After Satie's death, his protégé composer-conductor Roger Désormière arranged the Trois Morceaux for orchestra and kept it in his concert repertoire for the rest of his career. On June 9, 1949, the duet version was broadcast in England on the BBC Third Programme during an all-Satie concert devised by Constant Lambert; the pianists were Mary and Geraldine Peppin. The first recording was by Satie disciple Francis Poulenc and Jacques Février for Musidisc in 1959.
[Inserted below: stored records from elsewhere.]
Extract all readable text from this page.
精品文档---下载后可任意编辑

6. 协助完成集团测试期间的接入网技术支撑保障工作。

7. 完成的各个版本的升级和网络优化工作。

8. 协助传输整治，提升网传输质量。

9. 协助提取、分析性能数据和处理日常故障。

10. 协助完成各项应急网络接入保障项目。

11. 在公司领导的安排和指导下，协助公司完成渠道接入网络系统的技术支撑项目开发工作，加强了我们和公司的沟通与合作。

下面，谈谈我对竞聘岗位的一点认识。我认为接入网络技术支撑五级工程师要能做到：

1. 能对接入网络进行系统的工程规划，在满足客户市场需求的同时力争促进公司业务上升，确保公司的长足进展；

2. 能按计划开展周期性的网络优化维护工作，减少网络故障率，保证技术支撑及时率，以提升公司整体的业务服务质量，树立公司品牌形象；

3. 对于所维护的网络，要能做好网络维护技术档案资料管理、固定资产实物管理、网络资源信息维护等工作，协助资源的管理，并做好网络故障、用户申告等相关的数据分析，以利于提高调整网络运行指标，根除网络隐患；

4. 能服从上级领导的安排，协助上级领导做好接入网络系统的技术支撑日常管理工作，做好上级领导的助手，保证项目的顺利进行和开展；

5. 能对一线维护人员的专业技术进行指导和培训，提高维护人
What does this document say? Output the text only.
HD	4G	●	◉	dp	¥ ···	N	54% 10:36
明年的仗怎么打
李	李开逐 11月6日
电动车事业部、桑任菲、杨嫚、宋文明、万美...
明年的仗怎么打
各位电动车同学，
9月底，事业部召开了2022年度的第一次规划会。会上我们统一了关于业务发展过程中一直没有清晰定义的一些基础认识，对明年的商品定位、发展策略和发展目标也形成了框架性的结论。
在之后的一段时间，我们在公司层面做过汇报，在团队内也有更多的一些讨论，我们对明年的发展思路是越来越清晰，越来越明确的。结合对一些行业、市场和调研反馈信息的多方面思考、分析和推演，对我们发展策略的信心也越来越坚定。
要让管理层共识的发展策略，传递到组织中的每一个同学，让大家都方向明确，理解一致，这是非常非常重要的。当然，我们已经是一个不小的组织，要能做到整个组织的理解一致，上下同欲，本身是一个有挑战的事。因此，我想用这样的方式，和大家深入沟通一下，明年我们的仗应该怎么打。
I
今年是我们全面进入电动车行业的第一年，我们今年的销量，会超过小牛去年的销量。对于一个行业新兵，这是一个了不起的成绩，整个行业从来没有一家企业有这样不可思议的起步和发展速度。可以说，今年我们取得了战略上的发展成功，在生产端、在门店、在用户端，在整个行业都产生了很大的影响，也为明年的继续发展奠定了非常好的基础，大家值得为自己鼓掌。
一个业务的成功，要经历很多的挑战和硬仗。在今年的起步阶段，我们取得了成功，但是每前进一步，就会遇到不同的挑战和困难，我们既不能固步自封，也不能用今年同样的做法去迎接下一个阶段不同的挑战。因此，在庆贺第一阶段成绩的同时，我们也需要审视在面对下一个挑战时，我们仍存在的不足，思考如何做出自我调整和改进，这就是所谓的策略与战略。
In the 1990s, pianist-musicologist Olof Höjer (who recorded Satie's complete keyboard music) maintained that the Trois Morceaux was much better known by its title and reputation than by its presence in contemporary performance. Pear imagery has become part of Satie's iconography through its appearance on album covers of his music and in artwork and writings pertaining to the composer. For example, at Les Maisons Satie (Satie Birthplace and Museum) in Honfleur, France, one of the exhibits is a large animatronic statue of a winged pear.

==In popular culture==
- Choreographer Merce Cunningham created his 1953 ballet Septet to the score of the Trois Morceaux.
- Artist Man Ray, a friend of Satie's in the 1920s, paid tribute to him with two colored lithographs entitled Erik Satie's Pear (1969).
- Excerpts from the Trois Morceaux were used in the soundtracks of the films Badlands (1973) and Hugo (2011).
- British actor Alistair McGowan wrote and starred in a play about Satie's life for BBC Radio 4, Three Pieces in the Shape of a Pear (2013).

==Recordings==
For piano duet:

Aldo Ciccolini recorded it twice for EMI, overdubbing the second piano part himself in 1971 and paired with Gabriel Tacchino in 1988. Other notable recordings are by Robert and Gaby Casadesus (CBS, 1959), Georges Auric and Jacques Février (Disques Adès, 1968), Frank Glazer and Richard Deas (Candide, 1970), Jean Wiener and Jean-Joël Barbier (Universal Classics France, 1971, reissued 2002), Yūji Takahashi and Alain Planès (Denon, 1980), Wyneke Jordans and Leo van Doeselaar (Etcetera, 1983), Jean-Pierre Armengaud and Dominique Merlet (Mandala, 1990), Christian Ivaldi and Noël Lee (Arion, 1991), Anne Queffélec and Catherine Collard (Virgin Classics, 1993), Philippe Corre and Edoudard Exerjean (Disques Pierre Verany, 1993), Klára Körmendi and Gábor Eckhardt (Naxos, 1994), Duo Campion-Vachon (Fleurs de Lys, 1995), Olof Höjer and Max Lorstad (Swedish Society, 1996), Bojan Gorisek and Tatiana Ognjanovic (Audiophile Classics, 1999), Jean-Philippe Collard and Pascal Rogé (Decca, 2000), Katia and Marielle Labèque (KML, 2009), Sandra and Jeroen van Veen (Brilliant Classics, 2013).

For orchestra (arr. Désormière):

Maurice Abravanel, Utah Symphony (Vanguard, 1968).